Ne jamais s’attacher.

Ca se passe pendant une garde en chir, en février. Mme O. est annoncée par l’IAO (infirmière d’accueil et d’orientation) comme hématémèse. « Elle n’est vraiment pas bien, ce serait bien que tu ailles la voir vite ».

Mme O est en sueurs, mais elle parvient à me dire calmement qu’elle est VIH+, elle a apporté toutes ses ordonnances, connaît son traitement et sa maladie parfaitement bien. Elle est régulièrement suivie, « mais n’a jamais été hospitalisée en maladies infectieuses, touchons du bois ! » dit-elle, presque avec humour.
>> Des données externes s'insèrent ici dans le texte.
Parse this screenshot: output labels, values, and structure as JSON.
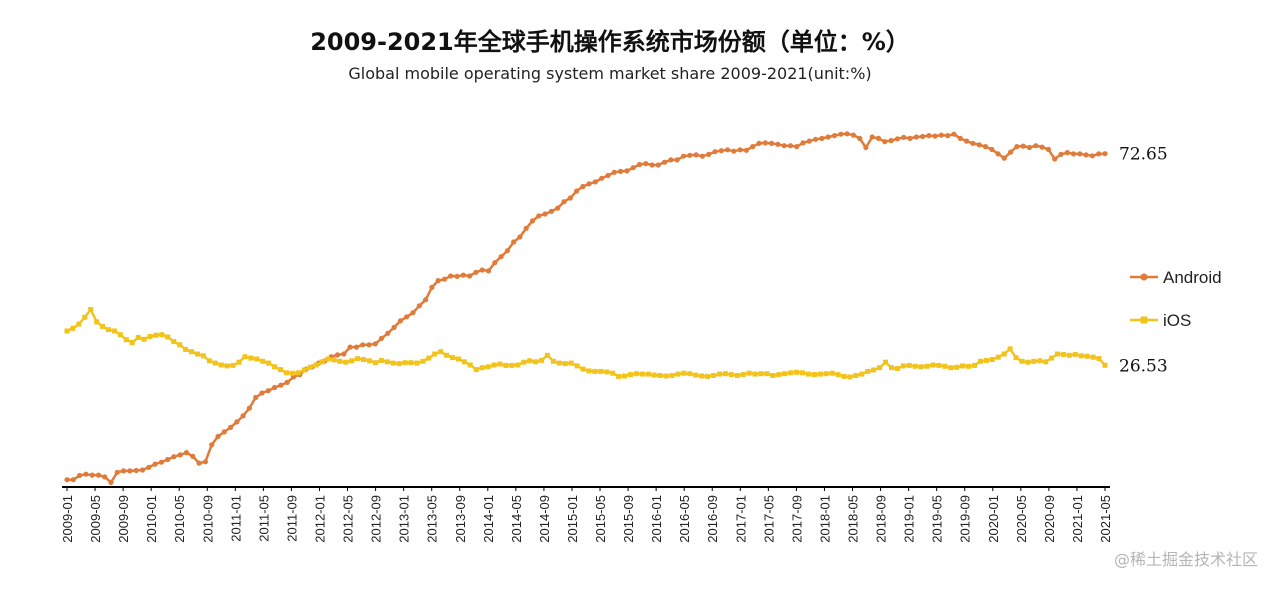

Elle vomit depuis avant-hier. Bon ce sont plutôt des saignements en fin de vomissement qui strient les aliments pré-digérés.

Après quelques questions, elle me dit qu’elle est venue il y a 3 jours aux urgences pour des cervicalgies. Pas d’imagerie, repartie avec des antalgiques et des MYOLASTAN (r). Je lui demande si ça va mieux, si les médicaments ont agit. « Non, ça ne va pas mieux du tout, maintenant j’ai aussi mal à la tête. D’ailleurs peut-être c’est ça qui me fait vomir. » Je lui ai répondu un truc du genre « j’espère pas. »

Après le boulot d’externe (antécédents, traitement, suivi, allergies, pression artérielle, fréquence cardiaque, saturation, qui étaient bonnes), je commence l’examen clinique. Merde, une raideur nucale. Je vais chercher le thermomètre, et en partant j’éteins la lumière de la chambre, « ça va mieux dans le noir ? » « oui docteur, d’ailleurs je reste dans le noir chez moi ». OK. Je reviens : 39°. OK. Donc mon hématémèse, c’est plutôt un syndrome méningé fébrile chez une immuno-déprimée. Je finis l’examen clinique, vérifiant mille fois tous les plis et replis de la peau à la recherche de purpura, tout en essayant de garder mon calme, pour moi, mais aussi pour ma patiente, qui commence à paniquer, vu que je commence à m’attarder.

Je prescris la bio, les hémocultures, la BU/ECBU, le scanner cérébral (peux pas prescrire la ponction lombaire, j’ai pas le droit). Comme il y a 10 patients derrière elle qui n’ont pas encore vus les chefs, j’en intercepte un pour lui expliquer la situation. Je soudoie l’infirmière pour qu’elle vienne faire le bilan d’abord à elle. Le téléphone sonne. C’est le scanner, on peut la faire descendre. Aucun brancardier à l’horizon, « bah c’est l’heure de leur pause là ».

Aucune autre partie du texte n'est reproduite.